Ueben mit Kaelte – Teachings by the cold

Kurz vor acht am Morgen. Die Temperatur ist seit halb 6 (-22 Grad C) auf -28 Grad C gesunken. So geht das meistens. Ich habe eine kleine Runde ueber den Hof gedreht, fuer frische Luft und Kopf-Reinigung. Dabei geht mir so durch eben diesen Kopf, was von der Kaelte, der Dunkelheit, dem Winter zu lernen ist. Manches kann man einfach nicht aendern (Kaelte). Also stellt man sich besser drauf ein und nimmt es hin. Die Tiere sind ein schoenes Beispiel. Wenn es dunkel und kalt ist, dann macht man eben nix. Steht und wartet. Beobachtet. Und wartet, bis man zumindest besser sieht.

Ich selbst habe auch immer das Gefuehl, dass weniger jetzt mehr ist. Weniger Licht, um das beginnende natuerliche Licht zu erkennen. Weniger tun, bis es hell ist. Weniger Geraeusche (Generator, Musik…), bis auch von aussen mehr Geraeusche kommen. Obwohl ja hier nie wirklich viel kommt – und das ist auch gut so.

Natuerlich lernt man auch sehr praktische Dinge: Tuergriffe von aussen lieber nicht ohne Handschuhe anfassen. Wasser braucht Zeit. Waerme braucht Holz. Was im Schnee vergraben ist, bleibt dort, bis es taut. Und das kann dauern (hier: Futternaepfe…) Wer nicht frueh genug schaufelt, bekommt das Tor vielleicht nie wieder auf, bis es taut…

Almost eight in the morning.
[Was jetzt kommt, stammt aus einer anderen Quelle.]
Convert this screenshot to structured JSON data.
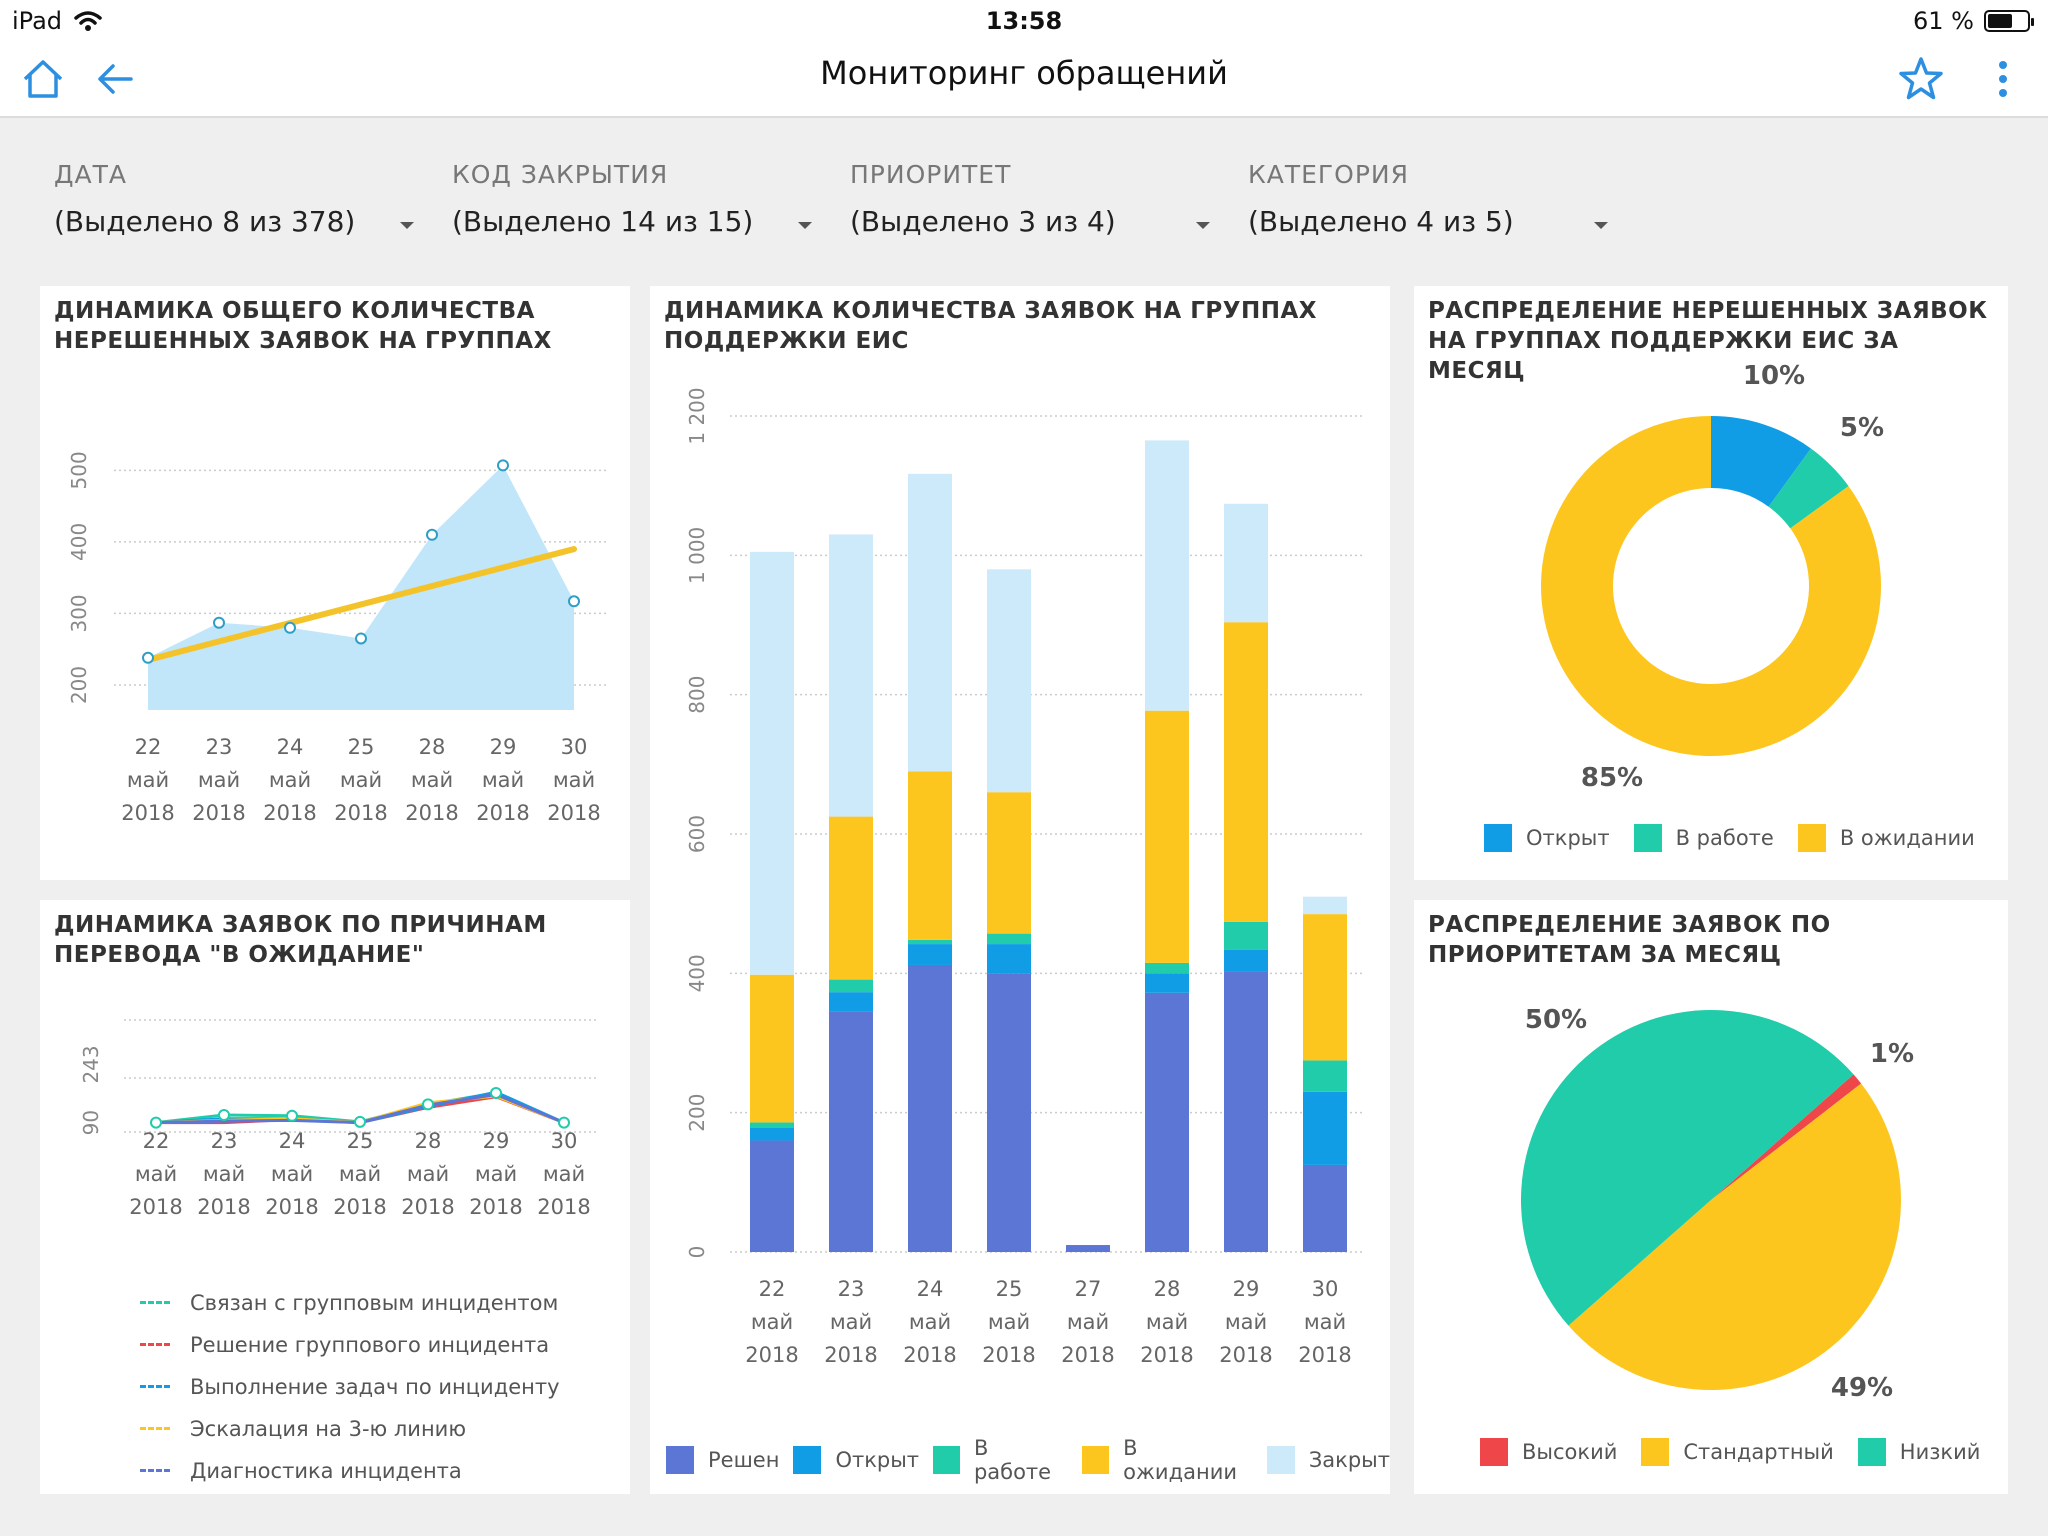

Since 5:30 the temperature has dropped from -22 degrees Celsius to -28. That’s how it usually goes. I did a short tour of the yard, for fresh air and to clear my head. And thought about what the cold, the dark and winter in general have to teach me. Some things cannot be changed (the cold). So better adjust and accept. The animals are a good example. When it is dark and cold, they just don’t do anything. They stand and wait patiently. Observe. And wait a little more until it gets at least a little lighter.

I, too, get the feeling that right now less might be more. Less light so that I can see how the natural light changes. Less doing until it actually is light. Less noise (generator, music…) until the natural sounds are beginning outside. Even though there really never is much of that – and that’s a good thing.

Of course, you can also learn a few very practical things. Like: Best not touch an outside door handle without gloves. Water takes time. Heat requires wood. Whatever is buried under the snow, stays there until it thaws. And may be a while… (in my case, some feeding bowls). She who does not shovel in time, may never be able to open that gate again, ever, until it thaws.

Drinnen ein paar Kerzen, ein paar Dinge auf dem Kerzentischchen, ein bisschen Raeucherkram. Ansonsten Tee trinken, loslassen, loslassen und Tee trinken. Vielleicht ein bisschen stricken. Den Himmel anschauen, den Mond und die verblassenden Sterne. Ein ganz schoenes Luxusleben!

Inside the house, a few candles, some things on the little table, some incense. And then tea and let go, let go and have tea. Maybe knit a little. Look at the sky, the moon and the fading stars. What a luxurious life!